- Native name: Sübhan Rahim oğlu Cəbrayılov
- Born: Subhan Rahim oglu Jabrayilov October 23, 1983 Salyan, Azerbaijani SSR, Soviet Union
- Died: October 19, 2020 (aged 36) Gubadly District, Azerbaijan
- Buried: Sumgait Martyrs' Lane
- Allegiance: Azerbaijani Armed Forces
- Branch: Special Forces of Azerbaijan
- Service years: 2002–2020
- Rank: Non-commissioned officer
- Conflicts: Second Nagorno-Karabakh War †
- Awards: For Faultless Service Medal; Hero of the Patriotic War Medal; ;

= Subhan Jabrayilov =

Azerbaijani military officer (1983–2020)

Subhan Rahim oglu Jabrayilov (Sübhan Rahim oğlu Cəbrayılov) was an Azerbaijani military officer, non-commissioned officer
serving in the Azerbaijani Armed Forces. He had taken part in the 2020 Nagorno-Karabakh war, in which he was killed. He had received the title of the Hero of the Patriotic War for his service during the war.

== Early life ==
Subhan Rahim oglu Jabrayilov was born on 23 October 1983, in Salyan District of the Azerbaijan SSR, which was then part of the Soviet Union.

== Military service ==
Subhan Jabrayilov started his military career in 2002. He was a non-commissioned officer (Baş gizir) serving in the Land Forces of the Azerbaijani Armed Forces.

Subhan Jabrayilov fought for the freedom of Fuzuli, Zangilan and Gubadli during the 2020 Nagorno-Karabakh war which started on 27 September.

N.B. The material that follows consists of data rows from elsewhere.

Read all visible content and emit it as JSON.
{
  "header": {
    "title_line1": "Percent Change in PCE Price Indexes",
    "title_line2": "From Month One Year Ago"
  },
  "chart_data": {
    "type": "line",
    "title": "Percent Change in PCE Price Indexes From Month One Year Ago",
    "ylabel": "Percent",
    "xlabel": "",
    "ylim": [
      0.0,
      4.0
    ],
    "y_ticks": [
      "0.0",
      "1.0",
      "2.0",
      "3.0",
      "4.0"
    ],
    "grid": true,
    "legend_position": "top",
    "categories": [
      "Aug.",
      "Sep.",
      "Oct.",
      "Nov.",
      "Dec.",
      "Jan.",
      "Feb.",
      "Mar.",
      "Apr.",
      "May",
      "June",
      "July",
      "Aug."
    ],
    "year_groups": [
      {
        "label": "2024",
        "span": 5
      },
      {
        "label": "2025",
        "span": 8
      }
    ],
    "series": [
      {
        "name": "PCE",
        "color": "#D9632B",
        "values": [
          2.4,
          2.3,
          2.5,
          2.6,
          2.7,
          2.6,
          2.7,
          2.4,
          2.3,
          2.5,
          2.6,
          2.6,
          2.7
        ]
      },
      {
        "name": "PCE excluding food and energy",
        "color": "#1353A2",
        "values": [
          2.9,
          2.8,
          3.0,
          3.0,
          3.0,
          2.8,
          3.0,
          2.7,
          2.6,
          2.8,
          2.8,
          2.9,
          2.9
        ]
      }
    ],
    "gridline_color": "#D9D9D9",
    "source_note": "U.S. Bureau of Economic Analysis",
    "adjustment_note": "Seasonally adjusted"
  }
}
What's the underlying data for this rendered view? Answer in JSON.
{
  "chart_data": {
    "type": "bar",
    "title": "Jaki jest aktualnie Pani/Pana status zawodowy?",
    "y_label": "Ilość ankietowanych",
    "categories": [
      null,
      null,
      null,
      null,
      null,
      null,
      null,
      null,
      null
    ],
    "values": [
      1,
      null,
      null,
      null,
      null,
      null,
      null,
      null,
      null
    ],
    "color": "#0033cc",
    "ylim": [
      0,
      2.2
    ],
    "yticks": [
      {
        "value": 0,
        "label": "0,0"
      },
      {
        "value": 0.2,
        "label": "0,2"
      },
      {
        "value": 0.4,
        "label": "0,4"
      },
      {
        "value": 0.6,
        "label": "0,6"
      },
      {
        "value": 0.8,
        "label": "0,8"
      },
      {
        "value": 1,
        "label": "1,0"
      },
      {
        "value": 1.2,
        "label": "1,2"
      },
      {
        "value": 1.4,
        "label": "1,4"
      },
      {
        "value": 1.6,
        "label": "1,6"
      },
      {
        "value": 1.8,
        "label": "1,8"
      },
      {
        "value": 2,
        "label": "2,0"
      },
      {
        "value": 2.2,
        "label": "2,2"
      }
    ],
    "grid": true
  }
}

He was killed on 19 October in the battles for Gubadly.

== Awards ==
- Jabrayilov was awarded the title of the Hero of the Patriotic War on 9 December 2020, by the decree of the President Aliyev.
- Jabrayilov was awarded the "For Fatherland" Medal on 9 December 2020, by the decree of the President Aliyev.
- Jabrayilov was awarded the For the Liberation of Jabrayil Medal on 24 December 2020, by the decree of the President Aliyev.